Lord Adam—The language of this codicil is inaccurate and requires construction. In the first place, the testatrix says that she recals the bequest made to her brother George, and that is an inaccurate way of speaking, because the bequest to her brother had lapsed, and a lapsed bequest requires no recal. Then she describes the bequest to George as a share of the residue, and that is, strictly speaking, inaccurate, because it is not a share of the residue with which she is really dealing, but a share of the revenue of the residue. All this shews that the words of bequest must receive construction, and I do not entertain any doubt that the intention of the testatrix was just to substitute the wife for the husband. When she says that in consideration of her brother George's death she recals the bequest made to him, I have no doubt that she intends to deal with the lapsed bequest and nothing else, and having so dealt with it she ordains her trustees—leaving out the words “being one-third thereof”—to pay over the said share to her brother's widow. I agree that the words “being one-third thereof” are not incorrect, because the share was in fact a third of the yearly interest of the residue with its incidents—that is to say, its capacity for becoming more. At the date of the codicil and the death of the testatrix it was a third.

Lord M'Laren—I agree substantially in the views expressed by your Lordships, but although it is immaterial I wish to say that I am not sure that I concur with the observation made by Lord Adam that the testatrix is inaccurate in saying that she recals the bequest which she had previously made. If there was any inaccuracy it was only in using the equivalent word “recal” in place of the word “revoke,” because I think that when in consequence of the death of one of the original objects of a testator's bounty it is desired to put some other person in his place, it is quite correct conveyancing, and conduces to clearness, to begin by saying, “I revoke the bequest.” It has this advantage, that however expressed, it always corrects the testamentary bequest by stating what part of it has been displaced in order to make room for the bequest which the testator is about to bring in.

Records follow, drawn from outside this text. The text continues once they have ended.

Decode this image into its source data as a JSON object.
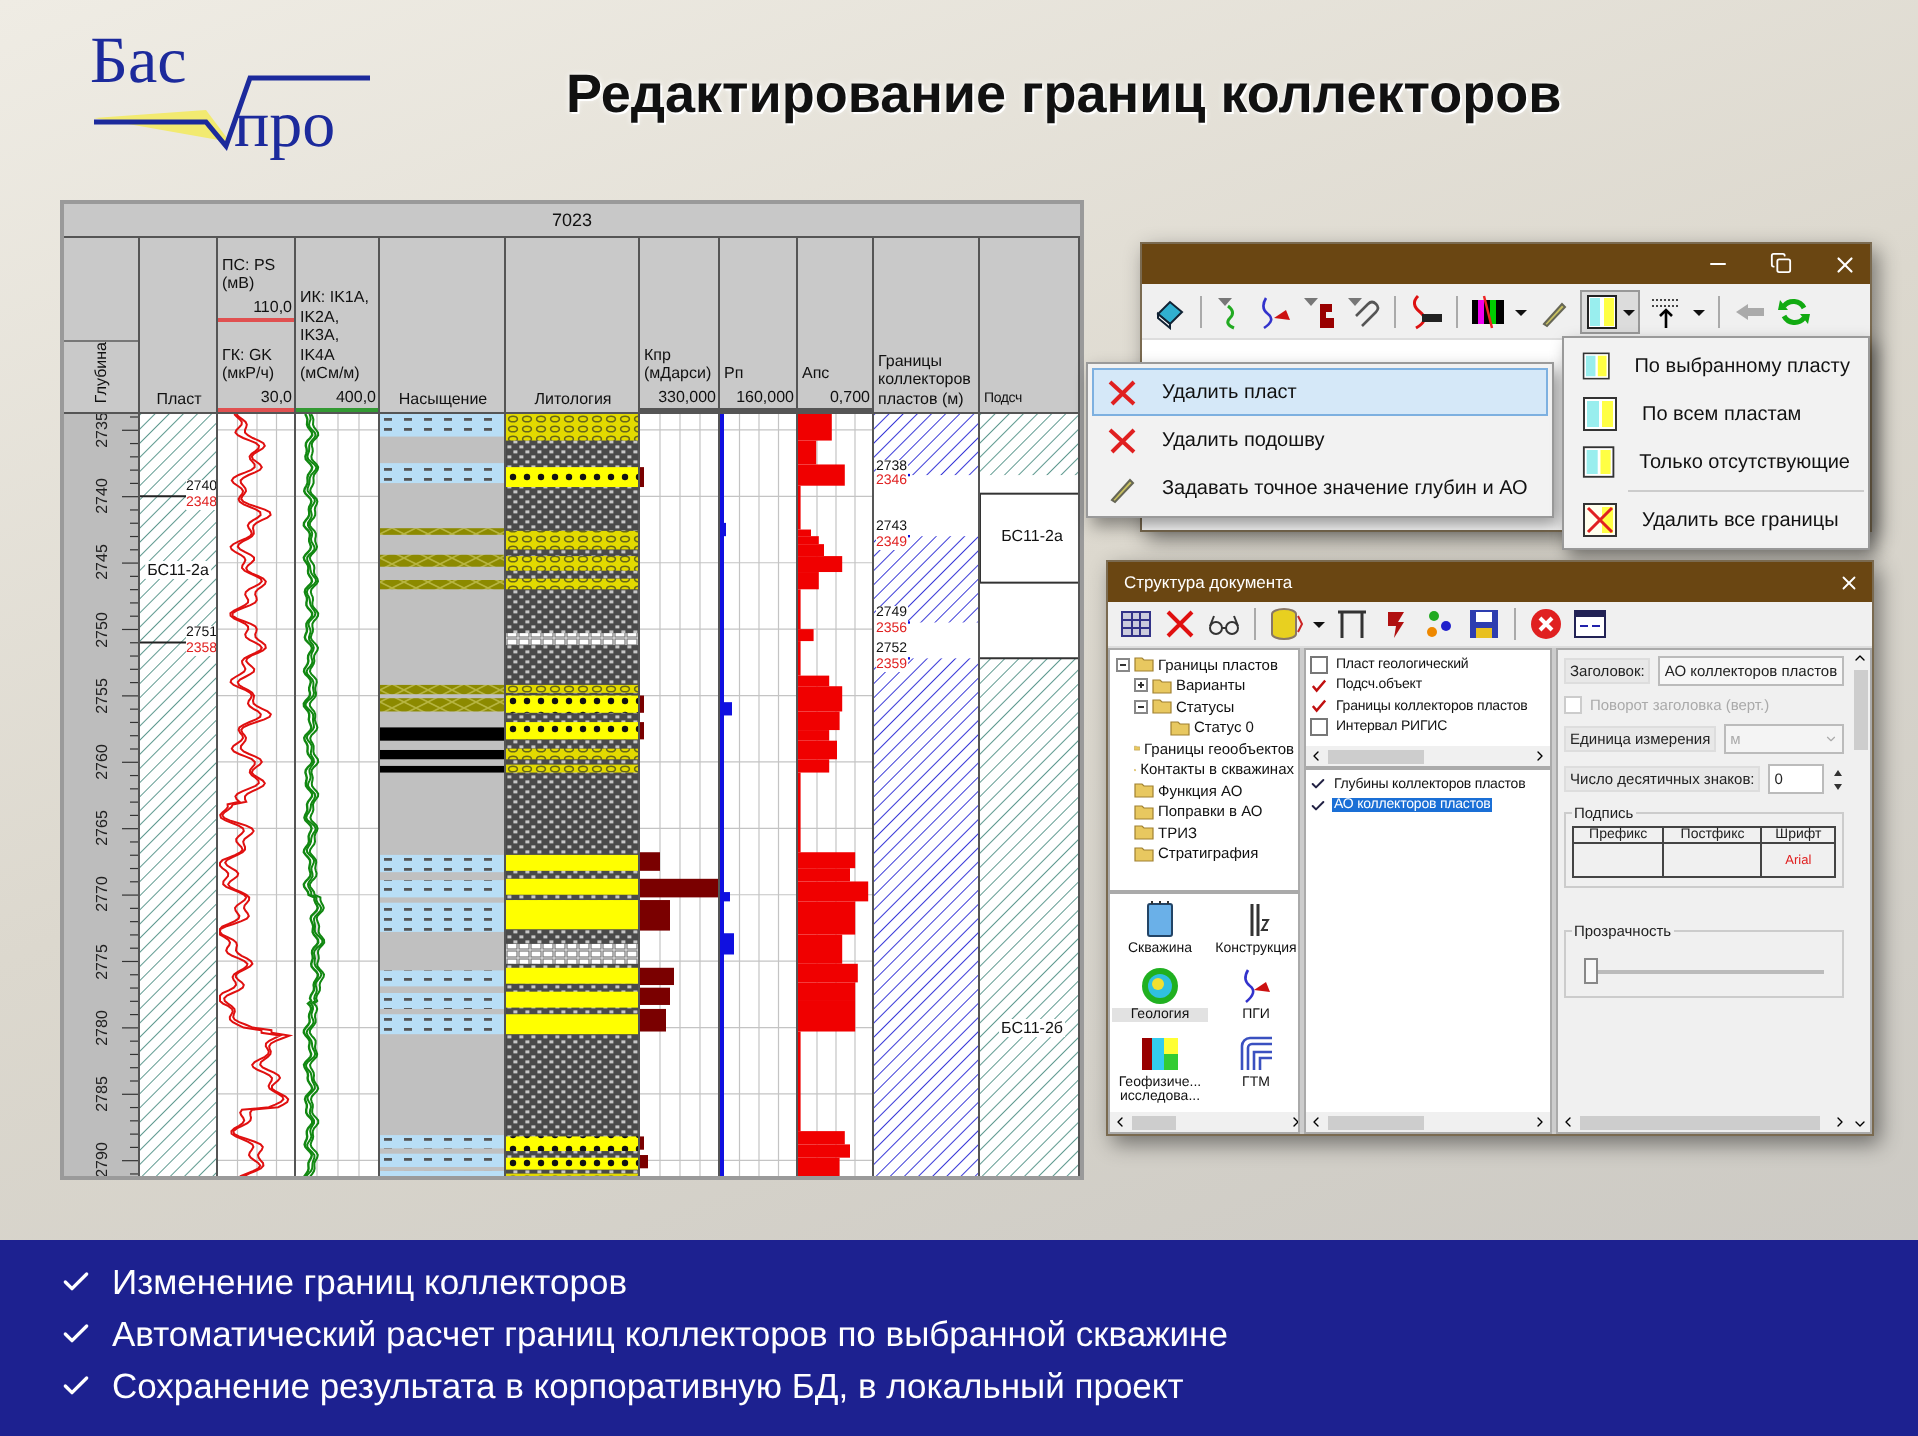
{
  "logo": {
    "top": "Бас",
    "bottom": "про"
  },
  "title": "Редактирование границ коллекторов",
  "log": {
    "well": "7023",
    "headers": {
      "depth": "Глубина",
      "plast": "Пласт",
      "ps": {
        "title": "ПС: PS (мВ)",
        "scale": "110,0"
      },
      "gk": {
        "title": "ГК: GK (мкР/ч)",
        "scale": "30,0"
      },
      "ik": {
        "title": "ИК: IK1A, IK2A, IK3A, IK4A (мСм/м)",
        "scale": "400,0"
      },
      "saturation": "Насыщение",
      "lithology": "Литология",
      "kpr": {
        "title": "Кпр (мДарси)",
        "scale": "330,000"
      },
      "rp": {
        "title": "Рп",
        "scale": "160,000"
      },
      "aps": {
        "title": "Апс",
        "scale": "0,700"
      },
      "boundaries": "Границы коллекторов пластов (м)",
      "podsch": "Подсч"
    },
    "depths": [
      "2735",
      "2740",
      "2745",
      "2750",
      "2755",
      "2760",
      "2765",
      "2770",
      "2775",
      "2780",
      "2785",
      "2790"
    ],
    "plast_marks": [
      {
        "depth": "2740",
        "abs": "2348"
      },
      {
        "depth": "2751",
        "abs": "2358"
      }
    ],
    "plast_name": "БС11-2а",
    "boundary_marks": [
      {
        "depth": "2738",
        "abs": "2346"
      },
      {
        "depth": "2743",
        "abs": "2349"
      },
      {
        "depth": "2749",
        "abs": "2356"
      },
      {
        "depth": "2752",
        "abs": "2359"
      }
    ],
    "podsch_names": [
      "БС11-2а",
      "БС11-2б"
    ]
  },
  "context_menu": [
    {
      "label": "Удалить пласт",
      "kind": "delete",
      "selected": true
    },
    {
      "label": "Удалить подошву",
      "kind": "delete",
      "selected": false
    },
    {
      "label": "Задавать точное значение глубин и АО",
      "kind": "edit",
      "selected": false
    }
  ],
  "dropdown_menu": [
    {
      "label": "По выбранному пласту",
      "kind": "fill"
    },
    {
      "label": "По всем пластам",
      "kind": "fill"
    },
    {
      "label": "Только отсутствующие",
      "kind": "fill"
    },
    {
      "label": "Удалить все границы",
      "kind": "clear"
    }
  ],
  "structure_window": {
    "title": "Структура документа",
    "tree": [
      {
        "label": "Границы пластов",
        "expanded": true,
        "children": [
          {
            "label": "Варианты",
            "expanded": false
          },
          {
            "label": "Статусы",
            "expanded": true,
            "children": [
              {
                "label": "Статус 0"
              }
            ]
          }
        ]
      },
      {
        "label": "Границы геообъектов"
      },
      {
        "label": "Контакты в скважинах"
      },
      {
        "label": "Функция АО"
      },
      {
        "label": "Поправки в АО"
      },
      {
        "label": "ТРИЗ"
      },
      {
        "label": "Стратиграфия"
      }
    ],
    "layers": [
      {
        "label": "Пласт геологический",
        "checked": false
      },
      {
        "label": "Подсч.объект",
        "checked": true
      },
      {
        "label": "Границы  коллекторов пластов",
        "checked": true
      },
      {
        "label": "Интервал РИГИС",
        "checked": false
      }
    ],
    "fields": [
      {
        "label": "Глубины  коллекторов пластов",
        "selected": false
      },
      {
        "label": "АО  коллекторов пластов",
        "selected": true
      }
    ],
    "modules": [
      {
        "label": "Скважина",
        "kind": "well",
        "selected": false
      },
      {
        "label": "Конструкция",
        "kind": "construction",
        "selected": false
      },
      {
        "label": "Геология",
        "kind": "geology",
        "selected": true
      },
      {
        "label": "ПГИ",
        "kind": "pgi",
        "selected": false
      },
      {
        "label": "Геофизиче... исследова...",
        "kind": "geophysics",
        "selected": false
      },
      {
        "label": "ГТМ",
        "kind": "gtm",
        "selected": false
      }
    ],
    "properties": {
      "caption_label": "Заголовок:",
      "caption_value": "АО  коллекторов пластов",
      "rotate": {
        "label": "Поворот заголовка (верт.)",
        "checked": false,
        "disabled": true
      },
      "unit": {
        "label": "Единица измерения",
        "value": "м",
        "disabled": true
      },
      "decimals": {
        "label": "Число десятичных знаков:",
        "value": "0"
      },
      "signature": {
        "title": "Подпись",
        "columns": [
          "Префикс",
          "Постфикс",
          "Шрифт"
        ],
        "font": "Arial"
      },
      "transparency": {
        "title": "Прозрачность",
        "level": 0
      }
    }
  },
  "bullets": [
    "Изменение границ коллекторов",
    "Автоматический расчет границ коллекторов по выбранной скважине",
    "Сохранение результата в корпоративную БД, в локальный проект"
  ]
}
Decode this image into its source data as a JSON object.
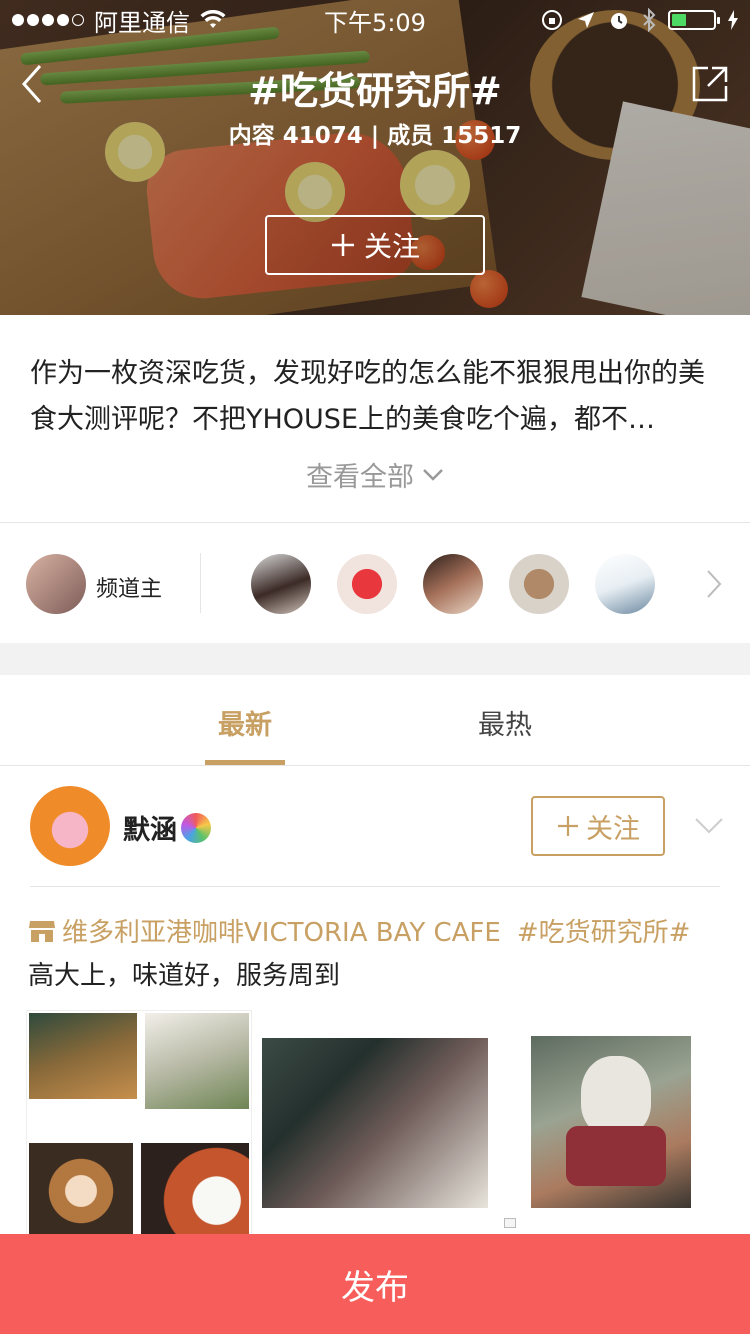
{
  "status_bar": {
    "carrier": "阿里通信",
    "time": "下午5:09",
    "signal_bars_filled": 4,
    "signal_bars_total": 5,
    "battery_level": 0.35
  },
  "header": {
    "title": "#吃货研究所#",
    "stats": "内容 41074 | 成员 15517",
    "follow_label": "关注"
  },
  "description": {
    "text": "作为一枚资深吃货，发现好吃的怎么能不狠狠甩出你的美食大测评呢？不把YHOUSE上的美食吃个遍，都不…",
    "view_all_label": "查看全部"
  },
  "members": {
    "owner_label": "频道主"
  },
  "tabs": {
    "latest": "最新",
    "hot": "最热"
  },
  "post": {
    "username": "默涵",
    "follow_label": "关注",
    "location": "维多利亚港咖啡VICTORIA BAY CAFE",
    "topic": "#吃货研究所#",
    "text": "高大上，味道好，服务周到"
  },
  "bottom_bar": {
    "publish_label": "发布"
  },
  "colors": {
    "accent": "#c8a063",
    "publish_bg": "#f75e5b",
    "divider": "#e5e5e5"
  }
}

I agree in other respects that this codicil is not strictly accurate in its language. “A share of the residue” is not what is given, and this cannot be said to be merely an abbreviated mode of dealing with a share given to the mother in liferent and the family in fee, because that is not the scheme of the provision. So we begin with a codicil which is not expressed in strictly accurate terms. But if it had provided simply that the liferent share intended for the brother of the testatrix should go to his widow, or had bequeathed to the widow “the liferent of a third of the residue given to my brother George,” I would have held without difficulty that no right of accretion was carried by a bequest in these terms. My first impression of this case differed from the view taken by the Lord Ordinary, but my difficulty has been entirely removed by considering, first, what was pointed out by Lord Kinnear during the discussion, that the reference to the share given to George as a third was descriptive of the interest which he would have taken as at the date of the codicil; and second, that the bequest does not stop there, but goes on—“I ordain my trustees to pay over the said share which my brother George Burnett would have taken had he survived, to his widow.” These are very comprehensive words, and although it is true, as is pointed out by the Lord Ordinary, that in some cases a bequest to children of the share which their parent would have taken has been held not to cover accrescing shares in which the parent would have participated, that has been because the general scheme of disposition otherwise showed that that was not the intention of the testator. In the present case the words are adequate to include the whole right and interest which George Burnett would have taken had he survived.

Lord Kinnear—I also agree with the Lord Ordinary for the reasons his Lordship has given, and for the further reasons your Lordships have added.

The Court adhered.

Counsel:

Counsel for the Pursuer— Mackay— Sym. Agents— Scott Moncrieff & Traill, W.S.

Counsel for the Defenders— H. Johnston— Craigie. Agents— Dalgleish, Gray, & Dobbie, W.S.